La chronologie
Une fois encore, est-il nécessaire de rappeler le bien-fondé de la chronologie, tant pour les futurs programmes que pour les élèves et ce, aussi bien en histoire qu’en géographie. Se repérer dans le labyrinthe du temps est une nécessité afin de donner de la profondeur au présent, mais aussi de pouvoir mener des études comparées qui permettent de porter des regards parallèles sur les États à un moment donné de leur évolution politique et économique, d’enregistrer des mutations tant dans le fonctionnement des sociétés que dans les aménagements et les transformations des territoires quant au développement, enfin de saisir l’importance symbolique et mémorielle d’une date qui peut se décliner en heure, en jour, en mois, en année, telle est la date de l’armistice de la fin de la Grande Guerre qui a lieu le lundi 11 novembre 1918 à 5 h1 5 heure française. Mon éditorial est symboliquement signé du 21 avril, date historique depuis 2002 au sein de la République française.
La chronologie est aussi, outre une démarche d’acquisition de savoirs utiles dans le fonctionnement de nos matières, un instrument de culture qui, je le réaffirme haut et fort, n’est pas aujourd’hui un objectif dépassé. Il ne faut pas laisser la culture aux seules élites du pays. Nous professeurs d’Histoire et de Géographie nous nous devons de la transmettre afin que nos élèves deviennent des hommes et des femmes capables de comparer des évolutions et de dater des retards de développement, d’analyser le présent à l’aune du passé, bref d’exercer pleinement leur statut de citoyen et de citoyenne.

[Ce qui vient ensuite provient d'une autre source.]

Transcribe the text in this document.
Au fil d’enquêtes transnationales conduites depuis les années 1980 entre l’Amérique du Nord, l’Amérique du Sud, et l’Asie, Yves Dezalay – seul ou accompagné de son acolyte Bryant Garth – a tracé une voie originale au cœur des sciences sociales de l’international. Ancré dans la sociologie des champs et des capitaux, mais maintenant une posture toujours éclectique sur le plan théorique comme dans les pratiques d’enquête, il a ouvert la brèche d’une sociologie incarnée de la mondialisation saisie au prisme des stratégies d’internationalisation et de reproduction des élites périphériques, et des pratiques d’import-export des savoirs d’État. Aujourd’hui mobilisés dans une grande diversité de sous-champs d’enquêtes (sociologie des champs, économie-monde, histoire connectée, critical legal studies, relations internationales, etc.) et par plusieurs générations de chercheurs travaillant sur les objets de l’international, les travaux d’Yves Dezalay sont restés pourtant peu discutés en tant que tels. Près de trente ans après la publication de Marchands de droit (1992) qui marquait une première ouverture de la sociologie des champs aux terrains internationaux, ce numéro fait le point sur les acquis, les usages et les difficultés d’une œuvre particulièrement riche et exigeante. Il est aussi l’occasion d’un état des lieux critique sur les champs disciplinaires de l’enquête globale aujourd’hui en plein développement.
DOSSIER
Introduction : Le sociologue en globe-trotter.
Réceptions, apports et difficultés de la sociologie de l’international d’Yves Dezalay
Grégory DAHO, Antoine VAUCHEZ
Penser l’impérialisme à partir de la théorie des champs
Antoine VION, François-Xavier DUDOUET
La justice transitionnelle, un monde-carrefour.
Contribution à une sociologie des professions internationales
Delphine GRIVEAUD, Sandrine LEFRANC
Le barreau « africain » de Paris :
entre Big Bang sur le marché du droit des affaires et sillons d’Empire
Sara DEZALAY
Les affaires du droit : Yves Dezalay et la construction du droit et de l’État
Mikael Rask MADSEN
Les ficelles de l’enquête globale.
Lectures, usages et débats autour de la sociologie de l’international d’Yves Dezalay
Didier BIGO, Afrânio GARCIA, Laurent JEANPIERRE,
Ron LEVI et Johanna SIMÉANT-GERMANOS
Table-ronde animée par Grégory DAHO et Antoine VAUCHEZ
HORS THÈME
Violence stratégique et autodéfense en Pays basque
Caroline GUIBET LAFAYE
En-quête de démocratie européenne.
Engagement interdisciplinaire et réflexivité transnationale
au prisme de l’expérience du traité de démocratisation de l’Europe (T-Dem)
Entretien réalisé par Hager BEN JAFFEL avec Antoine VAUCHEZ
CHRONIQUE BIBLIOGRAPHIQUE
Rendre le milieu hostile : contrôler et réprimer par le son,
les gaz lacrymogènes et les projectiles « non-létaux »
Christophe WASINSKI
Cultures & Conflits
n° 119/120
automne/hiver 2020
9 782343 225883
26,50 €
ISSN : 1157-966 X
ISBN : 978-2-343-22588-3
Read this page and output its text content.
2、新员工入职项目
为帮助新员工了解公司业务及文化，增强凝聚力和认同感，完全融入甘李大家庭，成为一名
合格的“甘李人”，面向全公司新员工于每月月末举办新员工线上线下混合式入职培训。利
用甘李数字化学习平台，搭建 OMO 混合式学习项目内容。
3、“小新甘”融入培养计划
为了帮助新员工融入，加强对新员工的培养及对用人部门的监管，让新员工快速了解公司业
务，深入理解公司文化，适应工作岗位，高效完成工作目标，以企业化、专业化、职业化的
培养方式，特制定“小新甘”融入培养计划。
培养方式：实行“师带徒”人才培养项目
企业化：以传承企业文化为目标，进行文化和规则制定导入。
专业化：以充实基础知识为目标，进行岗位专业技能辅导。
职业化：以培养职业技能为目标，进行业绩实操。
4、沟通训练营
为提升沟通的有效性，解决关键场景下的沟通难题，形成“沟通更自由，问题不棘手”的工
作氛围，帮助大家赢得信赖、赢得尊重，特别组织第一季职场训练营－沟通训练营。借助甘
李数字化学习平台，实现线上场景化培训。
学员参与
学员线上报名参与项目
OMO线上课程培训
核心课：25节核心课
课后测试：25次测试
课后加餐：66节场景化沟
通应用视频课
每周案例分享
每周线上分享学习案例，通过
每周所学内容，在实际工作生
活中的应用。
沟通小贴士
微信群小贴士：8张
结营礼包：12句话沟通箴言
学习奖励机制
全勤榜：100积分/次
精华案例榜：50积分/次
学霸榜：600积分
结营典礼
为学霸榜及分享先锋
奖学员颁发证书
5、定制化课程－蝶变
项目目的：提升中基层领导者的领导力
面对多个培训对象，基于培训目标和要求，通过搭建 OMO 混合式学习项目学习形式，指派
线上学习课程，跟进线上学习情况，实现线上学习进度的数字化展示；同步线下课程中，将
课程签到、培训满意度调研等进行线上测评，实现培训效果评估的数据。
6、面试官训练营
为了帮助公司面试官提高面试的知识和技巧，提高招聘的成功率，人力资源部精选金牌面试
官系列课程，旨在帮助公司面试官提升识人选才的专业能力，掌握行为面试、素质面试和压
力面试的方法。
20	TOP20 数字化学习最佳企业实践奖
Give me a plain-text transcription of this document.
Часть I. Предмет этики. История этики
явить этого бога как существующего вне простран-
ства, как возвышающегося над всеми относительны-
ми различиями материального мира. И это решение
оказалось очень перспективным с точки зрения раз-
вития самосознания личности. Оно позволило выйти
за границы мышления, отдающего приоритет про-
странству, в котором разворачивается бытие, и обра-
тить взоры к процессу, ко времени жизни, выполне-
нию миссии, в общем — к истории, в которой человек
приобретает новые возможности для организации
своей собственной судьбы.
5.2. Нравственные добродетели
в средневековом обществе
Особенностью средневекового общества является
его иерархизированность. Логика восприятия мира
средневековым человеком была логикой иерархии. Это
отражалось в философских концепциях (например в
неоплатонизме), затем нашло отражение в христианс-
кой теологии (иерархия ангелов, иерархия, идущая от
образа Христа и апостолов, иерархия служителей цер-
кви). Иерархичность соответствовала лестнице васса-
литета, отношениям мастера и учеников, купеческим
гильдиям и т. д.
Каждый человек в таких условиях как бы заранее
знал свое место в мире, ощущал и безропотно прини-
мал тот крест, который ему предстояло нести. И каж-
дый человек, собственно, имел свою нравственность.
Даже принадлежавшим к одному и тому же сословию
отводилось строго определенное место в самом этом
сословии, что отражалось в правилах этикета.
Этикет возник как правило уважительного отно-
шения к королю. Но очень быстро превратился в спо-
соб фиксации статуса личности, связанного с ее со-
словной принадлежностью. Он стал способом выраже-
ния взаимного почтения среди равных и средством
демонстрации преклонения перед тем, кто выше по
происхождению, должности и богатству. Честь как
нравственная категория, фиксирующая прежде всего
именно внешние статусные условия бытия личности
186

La chronologie avait sa place dans une démarche classique où elle n’était nullement archaïque. L’école de Jules Ferry qui a formé les citoyens de la République a eu le mérite d’ancrer dans les têtes quelques dates qui sont autant de repères dans une société qui, elle, en cherche. Quant à la démarche « curriculaire » qui semble être celle du CSP, l’APHG est ouverte à toutes les innovations à condition que celles-ci soient porteuses d’enrichissement pour les professeurs et les élèves. L’APHG espère être invitée, comme cela nous a été dis, aux réunions sur les futurs programmes organisés par le CSP, elle dira alors ce qu’elle en pense.
Les compétences
Qu’appelle-t-on compétences en ce qui concerne l’enseignement de l’histoire et de la géographie ? Ce terme est répété à l’envi et nul ne sait exactement ce qu’il signifie. Soyons clair, être compétent se décline à deux niveaux : celui de l’enseignant qui doit maîtriser ce qu’il enseigne et celui de l’élève qui doit comprendre le pourquoi de ce qu’il apprend. C’est donc un savoir- enseigner et un savoir-apprendre dans un double but qui est de mieux transmettre un savoir en ce qui concerne le professeur et de mieux intégrer ce savoir de la part de l’élève ou de l’étudiant. Pour que les compétences soient acquises, il faut les maîtriser. Le professeur d’histoire et géographie doit bénéficier, comme tout salarié, de formations au cours de sa carrière. Jusqu’à cette année, l’APHG a été le fournisseur essentiel de formation au sein de ses régionales dans ses journées où sont associés universitaires, professeurs de classes préparatoires et inspection pédagogique régionale. Disons le humblement mais fermement, l’APHG a remplacé le Ministère dans sa mission qui est de fournir à son corps enseignant une mise à niveau permanente afin que les compétences des enseignants suivent la recherche universitaire. Qu’il existe des structures annexes de réflexion sur le métier et sur nos matières enseignées, cela répond au besoin des enseignants de confronter leurs réflexions, mais l’APHG rappelle qu’elle pratique ces échanges depuis longtemps dans ses commissions collège, lycée et université et que son atelier AGHORA est là pour offrir ce lieu d’échanges utiles à l’acquisition toujours renouvelée de compétences.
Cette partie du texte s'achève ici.